Telomerase is responsible for adding telomeric DNA repeats at the ends of chromosomes. However, not all cells that produce catalytically active telomerase are capable of telomerase-dependent telomere maintenance. This suggested to Wong et al. that telomerase might be regulated by access to its substrate, as they report in Nature Cell Biology.

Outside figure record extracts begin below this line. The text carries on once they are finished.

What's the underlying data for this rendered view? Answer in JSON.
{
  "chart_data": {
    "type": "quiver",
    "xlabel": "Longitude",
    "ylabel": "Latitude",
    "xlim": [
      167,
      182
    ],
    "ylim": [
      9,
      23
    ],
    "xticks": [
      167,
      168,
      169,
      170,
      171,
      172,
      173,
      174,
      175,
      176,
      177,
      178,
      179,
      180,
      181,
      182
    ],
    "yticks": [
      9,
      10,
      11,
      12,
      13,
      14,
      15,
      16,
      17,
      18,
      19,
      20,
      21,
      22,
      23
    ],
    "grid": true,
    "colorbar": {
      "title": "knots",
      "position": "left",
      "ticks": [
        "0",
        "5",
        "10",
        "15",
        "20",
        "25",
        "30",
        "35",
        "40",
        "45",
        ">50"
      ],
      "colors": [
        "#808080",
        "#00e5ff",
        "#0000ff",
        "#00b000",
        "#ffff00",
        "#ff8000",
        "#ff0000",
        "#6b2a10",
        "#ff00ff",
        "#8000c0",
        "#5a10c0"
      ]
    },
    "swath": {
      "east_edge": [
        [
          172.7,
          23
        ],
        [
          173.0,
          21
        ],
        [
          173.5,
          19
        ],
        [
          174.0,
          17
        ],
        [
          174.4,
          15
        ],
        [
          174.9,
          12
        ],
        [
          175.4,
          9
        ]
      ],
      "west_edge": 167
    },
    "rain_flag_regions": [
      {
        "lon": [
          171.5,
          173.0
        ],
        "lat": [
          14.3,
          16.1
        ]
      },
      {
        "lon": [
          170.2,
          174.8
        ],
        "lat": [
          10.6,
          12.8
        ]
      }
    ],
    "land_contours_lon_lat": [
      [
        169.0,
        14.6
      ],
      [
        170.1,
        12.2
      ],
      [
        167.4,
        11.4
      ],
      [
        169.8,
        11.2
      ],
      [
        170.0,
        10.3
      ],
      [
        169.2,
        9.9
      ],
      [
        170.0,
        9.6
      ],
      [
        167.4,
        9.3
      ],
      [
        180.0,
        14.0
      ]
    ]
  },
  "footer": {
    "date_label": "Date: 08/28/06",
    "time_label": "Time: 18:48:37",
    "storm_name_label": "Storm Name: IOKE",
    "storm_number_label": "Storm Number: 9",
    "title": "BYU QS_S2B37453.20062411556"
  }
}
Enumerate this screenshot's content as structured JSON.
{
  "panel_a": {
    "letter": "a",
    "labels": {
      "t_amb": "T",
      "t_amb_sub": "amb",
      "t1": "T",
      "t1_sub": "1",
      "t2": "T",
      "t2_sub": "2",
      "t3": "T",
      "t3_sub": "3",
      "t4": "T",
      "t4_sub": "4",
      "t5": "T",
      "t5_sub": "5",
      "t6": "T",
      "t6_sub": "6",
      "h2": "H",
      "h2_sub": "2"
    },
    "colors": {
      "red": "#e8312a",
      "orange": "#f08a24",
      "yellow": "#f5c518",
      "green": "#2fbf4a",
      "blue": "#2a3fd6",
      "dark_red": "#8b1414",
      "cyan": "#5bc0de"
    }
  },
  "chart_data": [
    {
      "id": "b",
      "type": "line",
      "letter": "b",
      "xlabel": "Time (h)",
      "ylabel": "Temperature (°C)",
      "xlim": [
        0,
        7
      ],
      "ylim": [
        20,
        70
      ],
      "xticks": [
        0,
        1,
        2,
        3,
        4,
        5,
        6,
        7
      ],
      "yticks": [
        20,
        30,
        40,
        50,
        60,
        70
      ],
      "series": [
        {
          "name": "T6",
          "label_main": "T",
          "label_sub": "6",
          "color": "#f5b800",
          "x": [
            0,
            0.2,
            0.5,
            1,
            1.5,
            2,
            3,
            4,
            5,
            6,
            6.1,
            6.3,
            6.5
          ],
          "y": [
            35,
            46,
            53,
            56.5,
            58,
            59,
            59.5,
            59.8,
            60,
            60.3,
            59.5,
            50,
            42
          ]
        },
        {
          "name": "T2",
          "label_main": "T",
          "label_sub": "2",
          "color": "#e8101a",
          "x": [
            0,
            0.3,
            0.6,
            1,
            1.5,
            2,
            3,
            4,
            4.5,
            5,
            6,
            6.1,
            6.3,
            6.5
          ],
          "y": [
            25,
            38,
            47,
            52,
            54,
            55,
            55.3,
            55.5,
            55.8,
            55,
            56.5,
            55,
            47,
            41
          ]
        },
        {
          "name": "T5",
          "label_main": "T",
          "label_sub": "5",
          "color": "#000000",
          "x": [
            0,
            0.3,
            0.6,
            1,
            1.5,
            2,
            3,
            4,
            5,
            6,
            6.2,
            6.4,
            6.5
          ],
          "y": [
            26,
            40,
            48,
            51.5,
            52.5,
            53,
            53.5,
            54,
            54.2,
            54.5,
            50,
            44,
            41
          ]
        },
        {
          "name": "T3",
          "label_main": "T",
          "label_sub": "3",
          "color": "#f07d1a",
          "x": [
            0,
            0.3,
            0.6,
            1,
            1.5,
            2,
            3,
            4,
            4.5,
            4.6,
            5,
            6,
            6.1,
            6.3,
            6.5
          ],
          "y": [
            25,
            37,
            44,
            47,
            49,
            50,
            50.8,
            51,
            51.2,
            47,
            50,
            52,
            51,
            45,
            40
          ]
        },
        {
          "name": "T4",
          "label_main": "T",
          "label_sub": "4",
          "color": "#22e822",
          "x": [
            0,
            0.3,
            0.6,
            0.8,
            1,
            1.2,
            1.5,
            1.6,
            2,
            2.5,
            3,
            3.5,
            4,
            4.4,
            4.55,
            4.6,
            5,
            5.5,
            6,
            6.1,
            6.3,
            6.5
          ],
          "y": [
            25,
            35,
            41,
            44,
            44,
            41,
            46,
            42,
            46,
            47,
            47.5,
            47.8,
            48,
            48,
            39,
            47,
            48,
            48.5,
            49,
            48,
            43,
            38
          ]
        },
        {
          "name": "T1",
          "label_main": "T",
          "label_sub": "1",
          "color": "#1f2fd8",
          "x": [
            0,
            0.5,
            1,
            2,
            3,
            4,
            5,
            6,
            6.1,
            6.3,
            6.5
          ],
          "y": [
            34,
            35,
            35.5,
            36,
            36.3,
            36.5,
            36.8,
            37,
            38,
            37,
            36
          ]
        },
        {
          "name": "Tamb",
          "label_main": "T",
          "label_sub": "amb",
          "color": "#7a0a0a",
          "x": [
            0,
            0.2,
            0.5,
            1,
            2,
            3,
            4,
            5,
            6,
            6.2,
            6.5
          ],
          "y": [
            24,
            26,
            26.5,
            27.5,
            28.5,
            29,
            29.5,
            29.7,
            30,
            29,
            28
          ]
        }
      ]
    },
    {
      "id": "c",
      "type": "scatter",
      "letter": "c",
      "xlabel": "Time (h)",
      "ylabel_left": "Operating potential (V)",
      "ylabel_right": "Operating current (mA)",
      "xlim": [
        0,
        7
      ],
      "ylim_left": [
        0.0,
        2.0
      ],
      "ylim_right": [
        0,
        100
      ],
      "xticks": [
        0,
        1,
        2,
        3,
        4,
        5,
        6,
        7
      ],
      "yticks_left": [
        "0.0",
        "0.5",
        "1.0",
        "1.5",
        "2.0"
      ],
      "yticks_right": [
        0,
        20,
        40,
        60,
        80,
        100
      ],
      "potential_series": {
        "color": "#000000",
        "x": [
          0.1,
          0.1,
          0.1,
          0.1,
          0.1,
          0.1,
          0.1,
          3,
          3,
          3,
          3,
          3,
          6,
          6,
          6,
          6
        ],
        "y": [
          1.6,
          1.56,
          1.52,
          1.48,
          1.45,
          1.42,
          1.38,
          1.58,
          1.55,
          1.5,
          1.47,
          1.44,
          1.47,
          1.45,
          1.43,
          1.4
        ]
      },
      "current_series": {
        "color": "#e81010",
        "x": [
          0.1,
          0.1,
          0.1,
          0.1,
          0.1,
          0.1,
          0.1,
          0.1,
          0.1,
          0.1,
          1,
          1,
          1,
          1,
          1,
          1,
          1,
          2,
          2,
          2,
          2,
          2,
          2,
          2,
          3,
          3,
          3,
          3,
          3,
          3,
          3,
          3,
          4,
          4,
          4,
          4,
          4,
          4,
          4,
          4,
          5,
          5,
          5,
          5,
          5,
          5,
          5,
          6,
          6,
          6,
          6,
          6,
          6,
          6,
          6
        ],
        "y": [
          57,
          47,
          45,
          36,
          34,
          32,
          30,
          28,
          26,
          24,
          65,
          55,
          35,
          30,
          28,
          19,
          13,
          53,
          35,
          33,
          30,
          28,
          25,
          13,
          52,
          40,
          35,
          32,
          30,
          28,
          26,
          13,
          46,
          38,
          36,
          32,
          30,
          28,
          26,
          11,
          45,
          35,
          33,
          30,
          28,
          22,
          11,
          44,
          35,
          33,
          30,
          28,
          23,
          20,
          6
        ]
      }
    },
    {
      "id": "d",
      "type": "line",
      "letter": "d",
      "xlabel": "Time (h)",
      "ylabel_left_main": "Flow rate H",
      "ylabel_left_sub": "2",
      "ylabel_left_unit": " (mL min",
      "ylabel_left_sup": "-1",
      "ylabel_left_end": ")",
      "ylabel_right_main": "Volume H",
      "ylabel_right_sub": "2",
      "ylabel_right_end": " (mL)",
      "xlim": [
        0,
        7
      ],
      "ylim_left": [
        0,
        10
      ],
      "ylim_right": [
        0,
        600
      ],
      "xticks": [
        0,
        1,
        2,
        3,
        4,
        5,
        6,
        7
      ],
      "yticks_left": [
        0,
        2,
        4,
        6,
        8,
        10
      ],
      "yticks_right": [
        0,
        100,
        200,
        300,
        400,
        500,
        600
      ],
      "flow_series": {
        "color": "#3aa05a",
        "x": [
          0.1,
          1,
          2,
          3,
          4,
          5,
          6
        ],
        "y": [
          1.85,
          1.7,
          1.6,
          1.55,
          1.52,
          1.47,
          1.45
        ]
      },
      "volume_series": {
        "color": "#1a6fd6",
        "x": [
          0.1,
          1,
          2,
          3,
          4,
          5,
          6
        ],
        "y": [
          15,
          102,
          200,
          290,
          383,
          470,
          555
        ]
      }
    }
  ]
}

The ribonucleoprotein (RNP) telomerase is a complex of protein and RNA that uses an integral RNA component as the template for telomere DNA synthesis by the inbuilt catalytic subunit, telomerase reverse transcriptase (TERT). Regulation occurs at the levels of both RNP accumulation and catalytic activation by RNP association with TERT. To investigate the possibility of a third level of regulation, the authors examined the subcellular localization of a green-fluorescent-protein–human-TERT (GFP–hTERT) fusion protein by confocal microscopy. Conditions were chosen so that hTERT production limited telomerase activation, to ensure maximum incorporation of GFP–hTERT into telomerase RNP complexes.

In fibroblast cells, GFP–hTERT generally showed preferential nucleolar association, although some cells showed a more diffuse distribution. When cells were synchronized, Collins and co-workers found that most cells in G1 phase showed prominent nucleolar fluorescence. By contrast, cells in late S/G2 phase had a more diffuse intranuclear telomerase distribution, coincident with the timing of telomere replication.

They then went on to study the impact of oncogenic transformation and DNA damage on the subnuclear localization of catalytically active telomerase. In tumour and transformed cells, telomerase was almost completely dissociated from nucleoli at all stages of the cell cycle. And introduction of the SV40 genome with the T-antigen oncogene into a primary cell line was enough to release telomerase from nucleoli into the nucleoplasm.

Exposure of both primary and transformed cells to ionizing radiation caused a pronounced relocalization of GFP–hTERT to the nucleoli. This suggests that removing telomerase from damaged DNA reduces the potential for inappropriate repair of DNA breaks by telomere synthesis. The obvious next step would be to study the molecular mechanisms that underlie this phenomenon of subnuclear telomerase shuttling.